Immigration and labor - Bills relating to immigration and labor likely will be debated in the House in the next few weeks. KLA continues to coordinate with a business coalition to support HB 2712 and SB 399, which would allow the state to support work authorization for undocumented persons who have resided in Kansas for at least five years. Other bills that would require employers to use a federal E-verify system or call for local law enforcement to check residential status when there is a reasonable suspicion that an individual is undocumented are opposed by KLA and the business coalition.

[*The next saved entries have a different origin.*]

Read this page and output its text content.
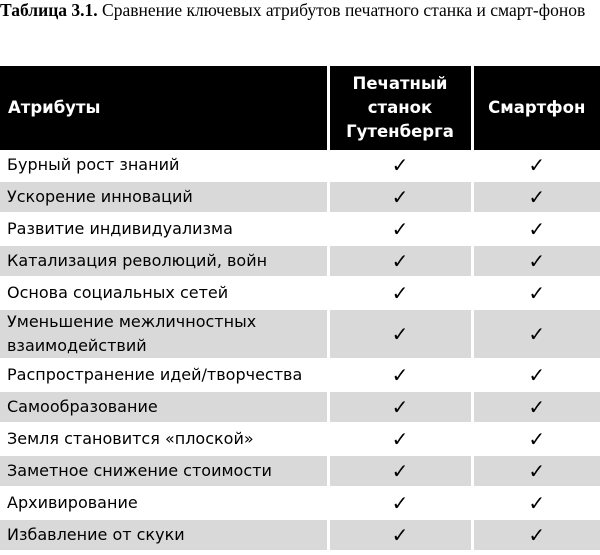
Таблица 3.1. Сравнение ключевых атрибутов печатного станка и смарт-фонов
Атрибуты	Печатный станок Гутенберга	Смартфон
Бурный рост знаний	✓	✓
Ускорение инноваций	✓	✓
Развитие индивидуализма	✓	✓
Катализация революций, войн	✓	✓
Основа социальных сетей	✓	✓
Уменьшение межличностных взаимодействий	✓	✓
Распространение идей/творчества	✓	✓
Самообразование	✓	✓
Земля становится «плоской»	✓	✓
Заметное снижение стоимости	✓	✓
Архивирование	✓	✓
Избавление от скуки	✓	✓
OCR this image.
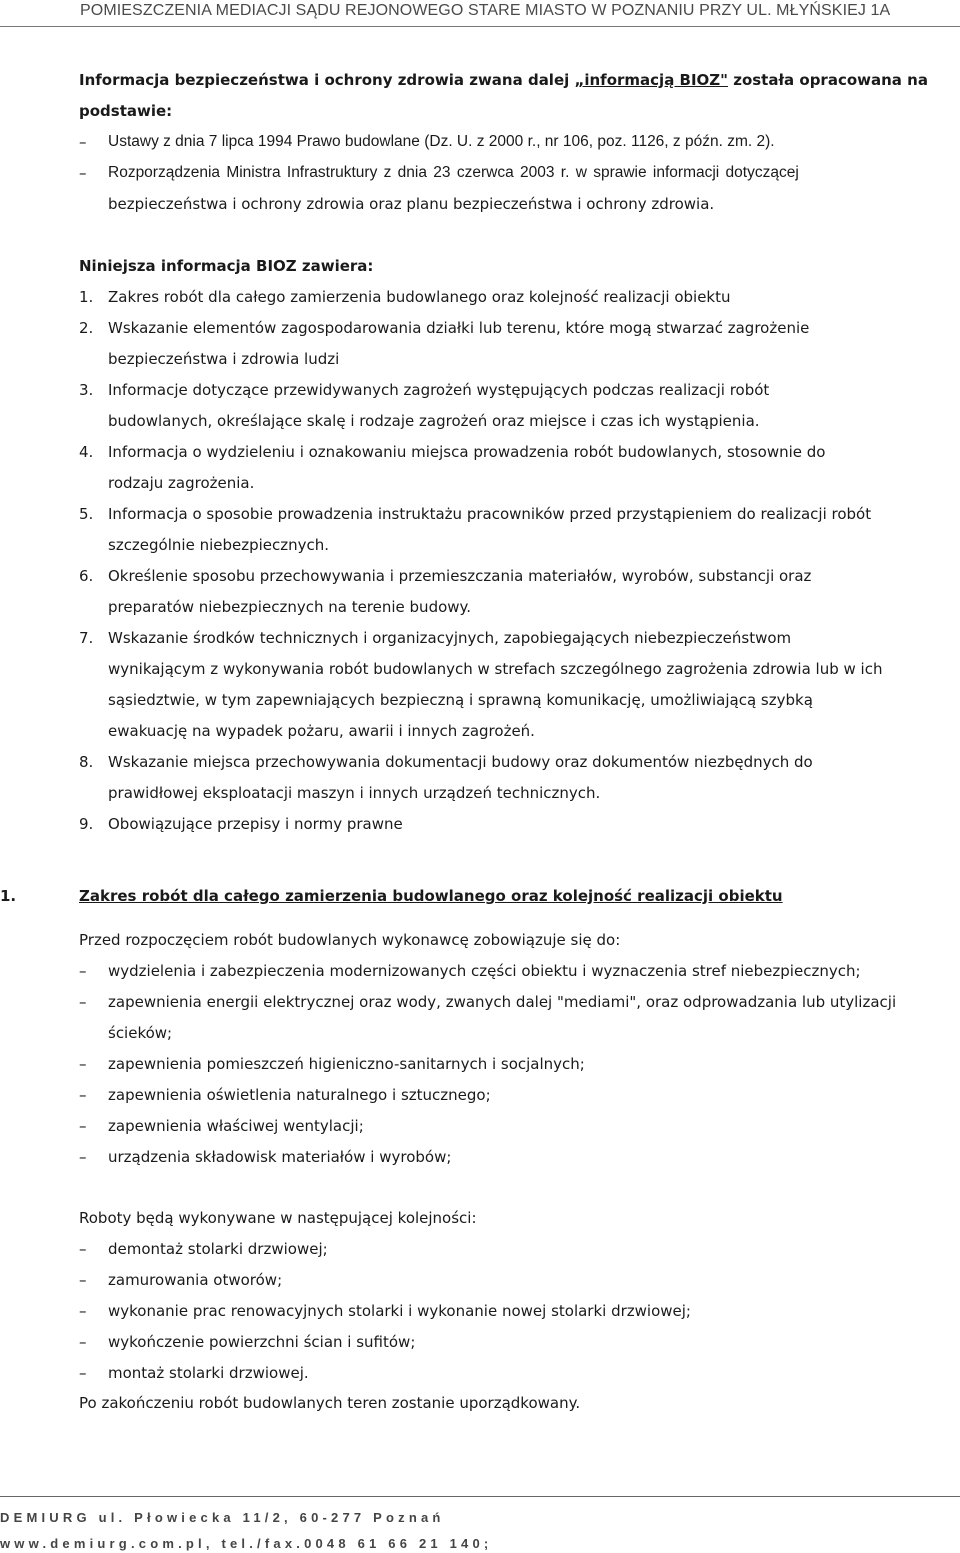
POMIESZCZENIA MEDIACJI SĄDU REJONOWEGO STARE MIASTO W POZNANIU PRZY UL. MŁYŃSKIEJ 1A
Informacja bezpieczeństwa i ochrony zdrowia zwana dalej „informacją BIOZ" została opracowana na
podstawie:
– Ustawy z dnia 7 lipca 1994 Prawo budowlane (Dz. U. z 2000 r., nr 106, poz. 1126, z późn. zm. 2).
– Rozporządzenia Ministra Infrastruktury z dnia 23 czerwca 2003 r. w sprawie informacji dotyczącej
bezpieczeństwa i ochrony zdrowia oraz planu bezpieczeństwa i ochrony zdrowia.
Niniejsza informacja BIOZ zawiera:
1. Zakres robót dla całego zamierzenia budowlanego oraz kolejność realizacji obiektu
2. Wskazanie elementów zagospodarowania działki lub terenu, które mogą stwarzać zagrożenie
bezpieczeństwa i zdrowia ludzi
3. Informacje dotyczące przewidywanych zagrożeń występujących podczas realizacji robót
budowlanych, określające skalę i rodzaje zagrożeń oraz miejsce i czas ich wystąpienia.
4. Informacja o wydzieleniu i oznakowaniu miejsca prowadzenia robót budowlanych, stosownie do
rodzaju zagrożenia.
5. Informacja o sposobie prowadzenia instruktażu pracowników przed przystąpieniem do realizacji robót
szczególnie niebezpiecznych.
6. Określenie sposobu przechowywania i przemieszczania materiałów, wyrobów, substancji oraz
preparatów niebezpiecznych na terenie budowy.
7. Wskazanie środków technicznych i organizacyjnych, zapobiegających niebezpieczeństwom
wynikającym z wykonywania robót budowlanych w strefach szczególnego zagrożenia zdrowia lub w ich
sąsiedztwie, w tym zapewniających bezpieczną i sprawną komunikację, umożliwiającą szybką
ewakuację na wypadek pożaru, awarii i innych zagrożeń.
8. Wskazanie miejsca przechowywania dokumentacji budowy oraz dokumentów niezbędnych do
prawidłowej eksploatacji maszyn i innych urządzeń technicznych.
9. Obowiązujące przepisy i normy prawne
1.	Zakres robót dla całego zamierzenia budowlanego oraz kolejność realizacji obiektu
Przed rozpoczęciem robót budowlanych wykonawcę zobowiązuje się do:
– wydzielenia i zabezpieczenia modernizowanych części obiektu i wyznaczenia stref niebezpiecznych;
– zapewnienia energii elektrycznej oraz wody, zwanych dalej "mediami", oraz odprowadzania lub utylizacji
ścieków;
– zapewnienia pomieszczeń higieniczno-sanitarnych i socjalnych;
– zapewnienia oświetlenia naturalnego i sztucznego;
– zapewnienia właściwej wentylacji;
– urządzenia składowisk materiałów i wyrobów;
Roboty będą wykonywane w następującej kolejności:
– demontaż stolarki drzwiowej;
– zamurowania otworów;
– wykonanie prac renowacyjnych stolarki i wykonanie nowej stolarki drzwiowej;
– wykończenie powierzchni ścian i sufitów;
– montaż stolarki drzwiowej.
Po zakończeniu robót budowlanych teren zostanie uporządkowany.
DEMIURG ul. Płowiecka 11/2, 60-277 Poznań
www.demiurg.com.pl, tel./fax.0048 61 66 21 140;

Wind erosion - The Senate approved SB 357 last week, which would rewrite a 1930s-era statute that gives county commissioners nearly limitless authority to curb wind erosion. The Senate Agriculture Committee adopted a KLA-supported amendment to add private property right protections and ensure any actions taken by county commissioners would be guided by sound science. The bill now advances to the House for consideration.
Income tax reform - The House Tax Committee passed its version of income tax reform last week. SB 177 would reduce the rates on the three existing tax brackets and use future annual state general fund (SGF) growth above 2% to further reduce income taxes. The plan would allow .6¢ of the 2010 1¢ sales tax increase to expire in 2013, but diverts .4¢ of the increase from the State Highway Fund into the SGF. SB 177 also would eliminate all tax credit refunds, limiting the amount of credits that can be claimed to the taxpayer’s actual tax liability. The House is expected to vote on SB 177 in the near future.
Animal Health - KLA testified in support of a bill last week that would strengthen the Farm Animal and Research Facilities Protection Act. SB 414 clarifies animal activists concealing their identity or lying on a job application cannot avail themselves to the defense that they were given permission to work on or enter the facility. The bill also clarifies controlled shooting preserves in Kansas may not provide sport hunting of feral swine. SB 414 will be debated further by the Senate Agriculture Committee.